"How grand to be as beautiful as she was and turn out to be an heiress with blue blood, and a lovely mother, and handsome lovers dying for her!"

Then she flung the novel against the wall.

"It's only a book. It's not true."

Rose blew out the lamp and went to sleep.

During the night she dreamed that the principal of the High School had called to see her father, and she awoke trembling.

The room was dark as pitch; the rain pattered on the roof; the wind moaned softly under the eaves. A rat somewhere in the wall made a creaking noise. Rose hated to awaken in the middle of the night. She listened for her father's breathing, and failing to hear it, knew he had not yet come home. Often she was left alone until dawn. She tried bravely to go to sleep again but found it impossible; she lay there listening, sensitive to every little sound. The silence was almost more dreadful than the stealthy unknown noises of the night. Vague shapes seemed to hover over her bed. Somehow to-night she dreaded them more. She was sixteen years old, yet there abided with her the terror of the child in the dark.

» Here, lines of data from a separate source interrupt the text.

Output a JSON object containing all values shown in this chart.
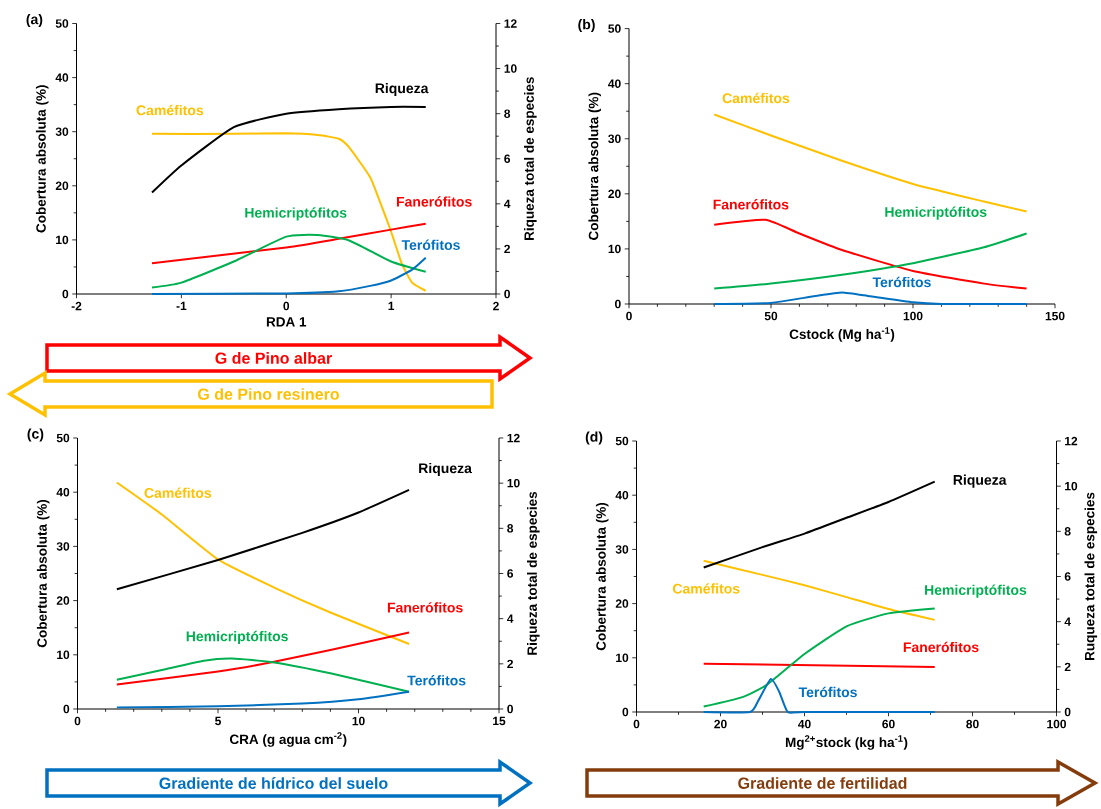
{
  "chart_data": [
    {
      "type": "line",
      "title": "(a)",
      "xlabel": "RDA 1",
      "ylabel": "Cobertura absoluta (%)",
      "y2label": "Riqueza total de especies",
      "xlim": [
        -2,
        2
      ],
      "xticks": [
        -2,
        -1,
        0,
        1,
        2
      ],
      "ylim": [
        0,
        50
      ],
      "yticks": [
        0,
        10,
        20,
        30,
        40,
        50
      ],
      "y2lim": [
        0,
        12
      ],
      "y2ticks": [
        0,
        2,
        4,
        6,
        8,
        10,
        12
      ],
      "annotations": [
        "G de Pino albar",
        "G de Pino resinero"
      ],
      "series": [
        {
          "name": "Caméfitos",
          "color": "#ffc000",
          "x": [
            -1.28,
            -0.5,
            0,
            0.3,
            0.5,
            0.6,
            0.8,
            0.9,
            1.0,
            1.1,
            1.2,
            1.33
          ],
          "values": [
            29.6,
            29.6,
            29.7,
            29.4,
            28.7,
            27.1,
            21.6,
            16.7,
            11.5,
            5.7,
            2.1,
            0.6
          ]
        },
        {
          "name": "Fanerófitos",
          "color": "#ff0000",
          "x": [
            -1.28,
            0,
            0.5,
            1,
            1.33
          ],
          "values": [
            5.7,
            8.6,
            10.2,
            11.9,
            13.0
          ]
        },
        {
          "name": "Hemicriptófitos",
          "color": "#00b050",
          "x": [
            -1.28,
            -1,
            -0.5,
            0,
            0.3,
            0.6,
            1.0,
            1.33
          ],
          "values": [
            1.2,
            2.1,
            6.0,
            10.6,
            10.9,
            9.9,
            6.0,
            4.1
          ]
        },
        {
          "name": "Terófitos",
          "color": "#0070c0",
          "x": [
            -1.28,
            0,
            0.5,
            0.8,
            1.0,
            1.2,
            1.33
          ],
          "values": [
            0,
            0.1,
            0.5,
            1.5,
            2.5,
            4.5,
            6.7
          ]
        },
        {
          "name": "Riqueza",
          "color": "#000000",
          "axis": "y2",
          "x": [
            -1.28,
            -1,
            -0.5,
            0,
            0.5,
            1,
            1.33
          ],
          "values": [
            4.5,
            5.7,
            7.4,
            8.0,
            8.2,
            8.3,
            8.3
          ]
        }
      ]
    },
    {
      "type": "line",
      "title": "(b)",
      "xlabel": "Cstock (Mg ha$^{-1}$)",
      "ylabel": "Cobertura absoluta (%)",
      "xlim": [
        0,
        150
      ],
      "xticks": [
        0,
        50,
        100,
        150
      ],
      "ylim": [
        0,
        50
      ],
      "yticks": [
        0,
        10,
        20,
        30,
        40,
        50
      ],
      "series": [
        {
          "name": "Caméfitos",
          "color": "#ffc000",
          "x": [
            30,
            50,
            75,
            100,
            125,
            140
          ],
          "values": [
            34.4,
            30.6,
            26.0,
            21.8,
            18.6,
            16.8
          ]
        },
        {
          "name": "Fanerófitos",
          "color": "#ff0000",
          "x": [
            30,
            48,
            60,
            75,
            100,
            125,
            140
          ],
          "values": [
            14.4,
            15.3,
            12.8,
            9.8,
            6.0,
            3.7,
            2.8
          ]
        },
        {
          "name": "Hemicriptófitos",
          "color": "#00b050",
          "x": [
            30,
            50,
            75,
            100,
            125,
            140
          ],
          "values": [
            2.8,
            3.7,
            5.3,
            7.4,
            10.3,
            12.8
          ]
        },
        {
          "name": "Terófitos",
          "color": "#0070c0",
          "x": [
            30,
            50,
            65,
            75,
            85,
            100,
            110,
            140
          ],
          "values": [
            0,
            0.2,
            1.4,
            2.1,
            1.4,
            0.3,
            0,
            0
          ]
        }
      ]
    },
    {
      "type": "line",
      "title": "(c)",
      "xlabel": "CRA (g agua cm$^{-2}$)",
      "ylabel": "Cobertura absoluta (%)",
      "y2label": "Riqueza total de especies",
      "xlim": [
        0,
        15
      ],
      "xticks": [
        0,
        5,
        10,
        15
      ],
      "ylim": [
        0,
        50
      ],
      "yticks": [
        0,
        10,
        20,
        30,
        40,
        50
      ],
      "y2lim": [
        0,
        12
      ],
      "y2ticks": [
        0,
        2,
        4,
        6,
        8,
        10,
        12
      ],
      "annotations": [
        "Gradiente de hídrico del suelo"
      ],
      "series": [
        {
          "name": "Caméfitos",
          "color": "#ffc000",
          "x": [
            1.4,
            3,
            5,
            7,
            9,
            11.8
          ],
          "values": [
            41.8,
            35.9,
            27.6,
            22.4,
            17.8,
            12.0
          ]
        },
        {
          "name": "Fanerófitos",
          "color": "#ff0000",
          "x": [
            1.4,
            5,
            7,
            9,
            11.8
          ],
          "values": [
            4.5,
            6.9,
            8.7,
            10.9,
            14.1
          ]
        },
        {
          "name": "Hemicriptófitos",
          "color": "#00b050",
          "x": [
            1.4,
            3,
            4.5,
            5.5,
            7,
            9,
            11.8
          ],
          "values": [
            5.4,
            7.2,
            8.9,
            9.3,
            8.6,
            6.6,
            3.2
          ]
        },
        {
          "name": "Terófitos",
          "color": "#0070c0",
          "x": [
            1.4,
            5,
            8,
            10,
            11.8
          ],
          "values": [
            0.3,
            0.5,
            1.0,
            1.8,
            3.2
          ]
        },
        {
          "name": "Riqueza",
          "color": "#000000",
          "axis": "y2",
          "x": [
            1.4,
            5,
            8,
            10,
            11.8
          ],
          "values": [
            5.3,
            6.6,
            7.8,
            8.7,
            9.7
          ]
        }
      ]
    },
    {
      "type": "line",
      "title": "(d)",
      "xlabel": "Mg$^{2+}$stock (kg ha$^{-1}$)",
      "ylabel": "Cobertura absoluta (%)",
      "y2label": "Ruqueza total de especies",
      "xlim": [
        0,
        100
      ],
      "xticks": [
        0,
        20,
        40,
        60,
        80,
        100
      ],
      "ylim": [
        0,
        50
      ],
      "yticks": [
        0,
        10,
        20,
        30,
        40,
        50
      ],
      "y2lim": [
        0,
        12
      ],
      "y2ticks": [
        0,
        2,
        4,
        6,
        8,
        10,
        12
      ],
      "annotations": [
        "Gradiente de fertilidad"
      ],
      "series": [
        {
          "name": "Caméfitos",
          "color": "#ffc000",
          "x": [
            16,
            30,
            40,
            50,
            60,
            71
          ],
          "values": [
            27.9,
            25.3,
            23.4,
            21.2,
            19.0,
            17.0
          ]
        },
        {
          "name": "Fanerófitos",
          "color": "#ff0000",
          "x": [
            16,
            71
          ],
          "values": [
            8.9,
            8.3
          ]
        },
        {
          "name": "Hemicriptófitos",
          "color": "#00b050",
          "x": [
            16,
            25,
            31,
            40,
            50,
            60,
            71
          ],
          "values": [
            1.0,
            2.7,
            5.0,
            10.7,
            15.8,
            18.2,
            19.1
          ]
        },
        {
          "name": "Terófitos",
          "color": "#0070c0",
          "x": [
            16,
            27,
            29,
            32,
            34,
            36,
            40,
            71
          ],
          "values": [
            0,
            0,
            2.1,
            6.1,
            3.7,
            0,
            0,
            0
          ]
        },
        {
          "name": "Riqueza",
          "color": "#000000",
          "axis": "y2",
          "x": [
            16,
            30,
            40,
            50,
            60,
            71
          ],
          "values": [
            6.4,
            7.3,
            7.9,
            8.6,
            9.3,
            10.2
          ]
        }
      ]
    }
  ]
}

She cried out in her heart—why was she alone? It was so dark, so silent. Mother! Mother!... She would never—never say her prayers again!

The brazen-tongued mill clock clanged the hour of two, when shuffling uncertain footsteps sounded on the hollow stairs. Rose raised her head to listen. With slow, weary, dragging steps her father came in. Then she lay back on the pillow with a sigh of relief.